Ob sich dann noch viele Profis finden lassen, die an den olympischen Spielen teilnehmen
wollen? Bei Nationen mit starken Sponsoren für den Schachsport könnte dies noch der Fall
sein, doch vermutlich läuft es dann darauf hinaus, dass die meisten Spieler Amateurspieler
sind, die für die Olympischen Spiele ihren Jahresurlaub opfern würden. Zudem müssten diese
Spieler dann schon Extremspieler sein, die nicht davor zurückschrecken, jeden Tag 8-12
Stunden am Brett zu sitzen. Über einen Zeitraum von 2 Wochen ist dies sicherlich nicht
gesund, wenn nur wenig Ruhepausen zwischen den Partien sind. Dies würde dann wohl auch
heißen, dass eine Nation verschiedene Spieler für die Einzeldisziplinen und
Mannschaftsdisziplinen stellen sollte. Heißt bei sechs Disziplinen also, dass für jede Disziplin
verschiedene Spieler mitreisen sollten. Dies würde jedoch dann das Budget jeder Nation
extrem belasten, so dass dies ohne große Sponsoren gar nicht möglich ist. Bei einem so
extremen Zeitplan müssten die Spieler schon fit sein, um den Belastungen stand halten zu
können. Somit könnte man dann auch gleich allen Kritikern beweisen, dass Schach auch
körperlich anstrengend ist.

Kommen wir also noch einmal zur Ausgangsfrage zurück: Soll Schach olympisch werden?

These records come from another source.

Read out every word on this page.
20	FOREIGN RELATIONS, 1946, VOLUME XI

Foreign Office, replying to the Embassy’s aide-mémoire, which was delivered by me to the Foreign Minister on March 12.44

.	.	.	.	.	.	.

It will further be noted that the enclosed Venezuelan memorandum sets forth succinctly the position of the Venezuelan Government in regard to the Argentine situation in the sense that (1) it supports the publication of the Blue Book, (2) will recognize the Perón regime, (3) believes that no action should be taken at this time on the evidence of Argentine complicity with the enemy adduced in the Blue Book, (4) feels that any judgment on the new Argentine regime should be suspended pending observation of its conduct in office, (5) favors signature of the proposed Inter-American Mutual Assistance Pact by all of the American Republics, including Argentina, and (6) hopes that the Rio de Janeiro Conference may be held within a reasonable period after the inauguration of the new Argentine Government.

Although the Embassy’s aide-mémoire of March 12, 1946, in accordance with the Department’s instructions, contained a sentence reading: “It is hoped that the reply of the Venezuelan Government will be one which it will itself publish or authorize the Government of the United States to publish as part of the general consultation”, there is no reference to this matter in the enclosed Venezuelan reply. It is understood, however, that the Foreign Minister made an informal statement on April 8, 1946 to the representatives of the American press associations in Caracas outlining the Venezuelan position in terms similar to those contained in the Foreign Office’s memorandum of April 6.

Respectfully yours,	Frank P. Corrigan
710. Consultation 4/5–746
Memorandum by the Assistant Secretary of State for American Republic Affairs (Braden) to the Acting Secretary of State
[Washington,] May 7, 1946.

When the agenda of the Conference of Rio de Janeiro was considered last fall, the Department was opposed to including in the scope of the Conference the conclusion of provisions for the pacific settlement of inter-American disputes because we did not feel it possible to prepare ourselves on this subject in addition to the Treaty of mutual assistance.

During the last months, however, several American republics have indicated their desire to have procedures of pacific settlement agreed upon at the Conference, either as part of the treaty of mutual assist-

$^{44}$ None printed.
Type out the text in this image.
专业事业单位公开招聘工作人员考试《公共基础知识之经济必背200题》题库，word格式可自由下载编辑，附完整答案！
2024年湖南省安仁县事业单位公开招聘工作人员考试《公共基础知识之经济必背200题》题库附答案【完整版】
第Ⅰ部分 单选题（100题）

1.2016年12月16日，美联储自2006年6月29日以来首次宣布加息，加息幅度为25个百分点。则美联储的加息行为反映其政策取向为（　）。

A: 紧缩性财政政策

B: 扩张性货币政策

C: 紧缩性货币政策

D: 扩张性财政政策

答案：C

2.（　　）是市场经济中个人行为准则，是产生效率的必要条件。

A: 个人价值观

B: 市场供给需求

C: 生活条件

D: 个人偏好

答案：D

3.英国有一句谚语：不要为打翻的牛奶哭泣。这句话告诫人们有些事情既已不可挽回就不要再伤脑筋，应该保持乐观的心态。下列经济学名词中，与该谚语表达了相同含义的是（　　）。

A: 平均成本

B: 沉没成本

Diese Frage muss man nun unter verschieden Aspekten beantworten:

1) Touristischer Aspekt: JA,
2) Spielersicht (Spieler tritt nur bei 1-2 Disziplinen an): JA
3) Spielersicht (Spieler tritt bei allen Disziplinen an): NEIN
4) Wirtschaftlicher Aspekt für den Verband (ohne Großsponsor): NEIN
5) Wirtschaftlicher Aspekt für den Verband (mit Großsponsor): JA
6) Gesundheitlicher Aspekt (Spieler tritt nur bei 1-2 Disziplinen an): JA
7) Gesundheitlicher Aspekt (Spieler bei allen Disziplinen an): NEIN

So gesehen gibt möglicherweise nur der touristische Aspekt den Ausschlag für ein knappes JA
zu olympischen Spielen für die Sportart SCHACH, da sich bei allen anderen Punkten
vermutlich PRO und CONTRA ausgeglichen sind.

Heißt also, um überhaupt die Frage zu stellen, müssen im Vorfeld sicherlich viele Dinge
geklärt werden, damit man bei einem eventuellen. JA nicht darauf herein fällt, dass am Ende
gar kein Schachspieler zu den Olympischen Spielen will.